おそらく、時間ができたら税関設営に取りかかろうと思っていたのだろうが、その余裕ができないまま、龍馬は命を絶たれてしまった。以後は戊辰戦争と、それに続く明治維新によって、関門海峡を封鎖する意味は消失する。
このように坂本龍馬という人は、ほかの志士とは違って、経済を重要視したことに大きな特徴がある。龍馬は、こんなことも言っている。
まず将軍職云々(大政奉還)の御論は兼ねても承り候。此余幕中の人情に行われずもの一ヶ条之在り候。江戸の銀座を京師(京都)に移し候事なり。此の一ヶ条さえ行われ候得バ、かえりて将軍職はそのままにても、名ありて実なけれバ恐るるに足らずと存じ奉り候。
(慶応三年一〇月、後藤象二郎宛書簡)
龍馬は「大政奉還ももちろん大事だが、それより江戸の銀座を京都に移して貨幣鋳造権を幕府から奪ってしまえば、将軍職がそのままであっても、幕府など恐れるにたりない」と、後藤象二郎に幕府の貨幣鋳造権を奪ってしまうことを進言している。
■「大量の贋金を作る」というプランまで持っていた
また、薩摩藩へ出張する海援隊士の岡内俊太郎に、「君必ず新貨を得て帰れ。土(土佐藩)もまた之に倣(なら)はざるべからず」(千頭清臣著『坂本龍馬』)と告げている。
新貨とは、偽造貨幣のことである。薩摩藩は、天保通宝などを大量に偽造して、莫大な利益を上げていた。龍馬は、これを真似て土佐でも贋金造りに精を出すべきだと主張し、岡内に贋金を持ち帰るよう命じたのである。

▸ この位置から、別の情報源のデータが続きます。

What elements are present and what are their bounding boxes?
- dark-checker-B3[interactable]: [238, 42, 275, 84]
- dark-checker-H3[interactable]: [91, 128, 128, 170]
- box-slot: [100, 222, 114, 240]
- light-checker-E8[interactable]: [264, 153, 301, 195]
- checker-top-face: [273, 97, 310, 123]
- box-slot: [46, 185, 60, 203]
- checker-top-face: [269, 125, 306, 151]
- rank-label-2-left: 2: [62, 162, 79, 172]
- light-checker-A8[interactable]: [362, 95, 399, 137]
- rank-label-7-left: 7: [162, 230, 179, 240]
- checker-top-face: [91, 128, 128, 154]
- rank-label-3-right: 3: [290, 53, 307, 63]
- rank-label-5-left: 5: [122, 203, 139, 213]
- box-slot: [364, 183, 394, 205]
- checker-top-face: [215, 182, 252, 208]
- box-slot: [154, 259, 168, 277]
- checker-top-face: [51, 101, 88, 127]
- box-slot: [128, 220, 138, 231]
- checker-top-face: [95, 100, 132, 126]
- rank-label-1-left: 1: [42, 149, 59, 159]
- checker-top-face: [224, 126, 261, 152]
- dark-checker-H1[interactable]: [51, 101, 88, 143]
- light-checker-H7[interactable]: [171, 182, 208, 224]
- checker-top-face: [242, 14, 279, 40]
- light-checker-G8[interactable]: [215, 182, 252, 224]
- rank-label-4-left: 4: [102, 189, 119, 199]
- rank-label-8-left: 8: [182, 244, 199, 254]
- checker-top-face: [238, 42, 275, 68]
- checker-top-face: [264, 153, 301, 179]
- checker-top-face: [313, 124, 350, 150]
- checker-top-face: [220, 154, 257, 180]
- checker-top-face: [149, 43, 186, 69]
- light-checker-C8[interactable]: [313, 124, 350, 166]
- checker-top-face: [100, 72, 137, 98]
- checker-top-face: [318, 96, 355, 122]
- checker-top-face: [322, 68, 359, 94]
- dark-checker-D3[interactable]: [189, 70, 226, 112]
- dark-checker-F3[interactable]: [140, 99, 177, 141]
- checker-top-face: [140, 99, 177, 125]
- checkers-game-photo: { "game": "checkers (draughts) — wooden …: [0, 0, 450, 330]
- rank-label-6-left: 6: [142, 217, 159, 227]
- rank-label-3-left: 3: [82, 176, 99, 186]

銀座に匹敵する量の莫大な贋金をつくって、これを巷に流通させたなら、いったいどういうことになるか。おそらく、貨幣鋳造の実権は、おのずと薩長土のほうへ移行していく。龍馬はそう読んだのである。
このように、金融・経済の重要性というものを熟知していたからこそ、龍馬は下関の関門海峡に「海の関所」をつくるという大胆な計画を立てることができたのだろう。
そのプランは、中世の海の関所をバージョンアップし、さらに天下の情勢を左右するものだった。もし龍馬が暗殺されていなければ、歴史は変わっていたかもしれない。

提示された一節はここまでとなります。